Baldwin declares he is proud to be Black and notes that the term “African American” reveals the tension between the African and European history. African American people can no longer defend Western civilization and American society, seeing that its insistence on hatred will lead to destruction. Instead, they hope to transform it with a “passionate love.”
Martin Luther King Jr.’s assassination deeply impacted Baldwin and was a turning point for the civil rights movement in general. Black people realized that their lives were under threat within a social order that resisted change. The Black Panther Party expressed the needs of Black people in the late 1960s and 1970s. Abandoning the investment in nonviolence, the Black Panthers advocated for the right to defend oneself and one’s community against racial and systemic violence. Black Power leaders focused on the empowerment of African American communities and invested in Black national identity, shifting from integration politics.
Baldwin explains that the Black Panther Party was a product of the urban “ghetto” structure that was plagued by police violence and constant marginalization. He emphasizes the importance of community, stressing that “without community support, the Panthers would have been merely another insignificant street gang” (158). Baldwin’s analysis counters the mainstream image of the Black Panthers as violent militants. He notes that Black Panthers’ resistance and activism against the police marked them as agitators, and the government considered them an outlaw organization and a threat to domestic peace. However, the Black Panthers represented and responded to the immediate needs of the Black community.

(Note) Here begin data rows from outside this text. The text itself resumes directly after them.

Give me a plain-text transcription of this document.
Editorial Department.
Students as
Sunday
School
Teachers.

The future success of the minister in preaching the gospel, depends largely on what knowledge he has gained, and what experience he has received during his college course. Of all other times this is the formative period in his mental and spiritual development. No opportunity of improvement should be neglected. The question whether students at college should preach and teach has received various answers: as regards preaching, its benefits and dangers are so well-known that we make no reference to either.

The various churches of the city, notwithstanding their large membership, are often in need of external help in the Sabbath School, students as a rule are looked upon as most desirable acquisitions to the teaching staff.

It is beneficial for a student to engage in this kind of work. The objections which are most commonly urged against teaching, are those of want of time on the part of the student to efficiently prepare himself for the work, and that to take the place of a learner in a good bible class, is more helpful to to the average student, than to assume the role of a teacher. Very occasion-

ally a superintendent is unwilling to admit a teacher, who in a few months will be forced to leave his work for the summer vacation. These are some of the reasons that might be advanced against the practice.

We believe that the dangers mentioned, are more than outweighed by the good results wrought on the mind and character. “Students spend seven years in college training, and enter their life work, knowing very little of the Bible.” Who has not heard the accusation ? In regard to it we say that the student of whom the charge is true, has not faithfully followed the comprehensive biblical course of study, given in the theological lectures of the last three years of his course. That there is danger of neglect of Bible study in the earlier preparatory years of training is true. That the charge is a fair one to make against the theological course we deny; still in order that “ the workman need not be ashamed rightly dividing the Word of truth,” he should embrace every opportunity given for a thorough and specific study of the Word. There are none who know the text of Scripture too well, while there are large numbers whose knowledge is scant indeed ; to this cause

Baldwin argues that as political power structures sought “to bleed the ghetto” (131), the Black Panthers worked for its protection. He explains that the police were the actual instigators of disorder and violence, while the Black Panthers were “a great force for peace and stability in the ghetto” (165). For Baldwin, “[w]hite America remains unable to believe that black America’s grievances are real” (165). White Americans’ failure to acknowledge the reality of injustice and contest the honor and authority of the legal system poses a mortal danger for Black Americans. The Black Panthers worked for Black people’s self-determination and self-realization, and toward “the health and liberation of the community” (166). Even though the political persecution of the Black Panthers endangered the overall survival of the Black Power movement, Black people were determined to forge a new reality.
The Role of Masculinity in the Racial Struggle becomes evident in Baldwin’s meetings with the Black Panther leaders who invested in their manhood as a means of reclaiming their humanity. Baldwin’s sexuality often put him at odds with them, and he notes that Eldridge Cleaver aligned him “with the unutterable debasement of the male” (171). Baldwin criticizes this stance, noting that “a failure to respect the person so dangerously limits one’s perception of the people” and endangers the cause (172).
Baldwin emphasizes the importance of Love and Hope in the Black Power Era. Contrasting the white revolutionaries of the period to Black activists, he stresses that white youth lacked the emotional and political maturity to bridge the racial divide. They experienced discomfort with their prescribed social roles, but “were far from judging or repudiating the American state as oppressive or immoral” (182). However, the clash between white and Black radicals is crucial for social change. Ultimately, it is “passionate love” that led Black people to challenge American society and draw attention to The Crisis and Demise of Western Culture.